Poznaliśmy szczegóły na temat nowych procesorów mobilnych Intel Core 9

Wydajność nowych CPU powinna być naprawdę wysoka. Wystarczy spojrzeć na specyfikację procesorów zaprezentowanych przez “niebieskich”, by zauważyć, że przynajmniej w kilku przypadkach czeka nas wzrost wydajności względem, szybkiej przecież, ósmej generacji. Nie w każdym segmencie przyrost wydajności będzie jednak wysoki.
Poznaliśmy szczegóły na temat nowych procesorów mobilnych Intel Core 9

CPUTaktowanie bazoweTurboRdzenie/wątkiTDPCache
Intel Core i9 9980HK2.45.08/1645 W16 MB
Intel Core i9 9980H2.34.88/1645 W16 MB
Intel Core i7 9850H2.64.66/1245 W12 MB
Intel Core i7 9750H2.64.56/1245 W12 MB
Intel Core i5 9400H2.54.34/845 W8 MB
Intel Core i5 9300H2.44.14/845 W8 MB

Jeżeli chodzi o samą budowę rdzenie, nie ma tu rewolucji. Intel zresztą nie próbuje tego maskować. Należy założyć, że w pojedynku z poprzednikami zegar-w-zegar nowe układy nie będą miały wyraźnej przewagi. Rzecz w tym, że “niebieskim” udało się wykrzesać nieco więcej megaherców ze znanej już dobrze architektury oraz procesu technologicznego 14 nm++.

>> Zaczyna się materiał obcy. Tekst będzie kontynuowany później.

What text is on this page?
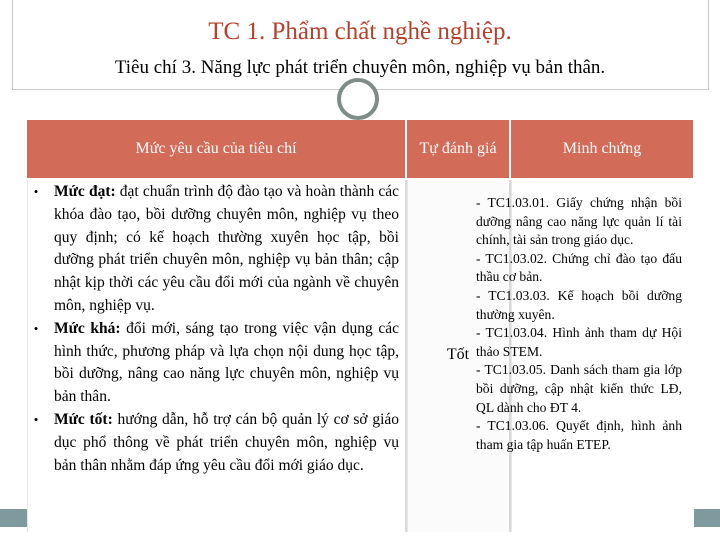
TC 1. Phẩm chất nghề nghiệp.
Tiêu chí 3. Năng lực phát triển chuyên môn, nghiệp vụ bản thân.
Mức yêu cầu của tiêu chí	Tự đánh giá	Minh chứng
• Mức đạt: đạt chuẩn trình độ đào tạo và hoàn thành các khóa đào tạo, bồi dưỡng chuyên môn, nghiệp vụ theo quy định; có kế hoạch thường xuyên học tập, bồi dưỡng phát triển chuyên môn, nghiệp vụ bản thân; cập nhật kịp thời các yêu cầu đổi mới của ngành về chuyên môn, nghiệp vụ.
• Mức khá: đổi mới, sáng tạo trong việc vận dụng các hình thức, phương pháp và lựa chọn nội dung học tập, bồi dưỡng, nâng cao năng lực chuyên môn, nghiệp vụ bản thân.
• Mức tốt: hướng dẫn, hỗ trợ cán bộ quản lý cơ sở giáo dục phổ thông về phát triển chuyên môn, nghiệp vụ bản thân nhằm đáp ứng yêu cầu đổi mới giáo dục.
Tốt
- TC1.03.01. Giấy chứng nhận bồi dưỡng nâng cao năng lực quản lí tài chính, tài sản trong giáo dục.
- TC1.03.02. Chứng chỉ đào tạo đấu thầu cơ bản.
- TC1.03.03. Kế hoạch bồi dưỡng thường xuyên.
- TC1.03.04. Hình ảnh tham dự Hội thảo STEM.
- TC1.03.05. Danh sách tham gia lớp bồi dưỡng, cập nhật kiến thức LĐ, QL dành cho ĐT 4.
- TC1.03.06. Quyết định, hình ảnh tham gia tập huấn ETEP.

W najpopularniejszym segmencie, a więc obejmującym układy Core i5, mamy do czynienia z niewielkim wzrostem częstotliwości pracy. Układy Core i5-8300H (4 rdzenie, 2,3 GHz/4GHz, 8 MB cache L3) oraz Core i5-8400H (4 rdzenie, 2,5 GHz/4,32 GHz, 8 MB cache L3) zostaną z czasem zastąpione przez Core i5-9300H (4 rdzenie, 2,4 GHz/4,1 GHz, 8 MB cache L3) oraz Core i5-9400H (4 rdzenie, 2,5 GHz/4,3 GHz, 8 MB cache L3). Chociaż pozornie nowe CPU wnoszą niewiele, to nawet drobne poprawki mogą skutkować widocznymi zmianami, jak choćby bardziej stabilne trzymanie wyższych częstotliwości (oczywiście sprawdzimy to przy najbliższej okazji). To, czego nie widać na pierwszy rzut oka, to zmiana w kontrolerze pamięci. Teraz Core i5 są w stanie obsłużyć do 128 GB pamięci RAM. Nie wydaje się jednak, by w tej klasie CPU miało to jakieś znaczenie.

Intel przyrównuje możliwości maszyn do komputerów trzyletnich. Ma to o tyle sensu, że to właśnie po około 3 latach decydujemy się na wymianę laptopów z tzw. wyższej półki (fot. Intel)

Większe różnice zaobserwujemy w przypadku układów Core i7. Tutaj bowiem wzrosła pojemność pamięci podręcznej przypadająca na jeden rdzeń. Wcześniej, w generacji 8, było to 1,5 MB na rdzeń (co w przypadku 6-rdzeniowych Core i7 oznaczało 9 MB cache). Teraz to 2 MB na rdzeń, a więc po 12 MB w każdym z nowych CPU. Wzrosła też częstotliwość pracy, szczególnie widać to w porównaniu Core i7-9750H (6 rdzeni, 2,6 GHz/4,5 GHz, 12 MB cache L3) z jego popularnym poprzednikiem, Core i7-8750H (6 rdzeni, 2,2 GHz/4,1 GHz, 8 MB cache L3).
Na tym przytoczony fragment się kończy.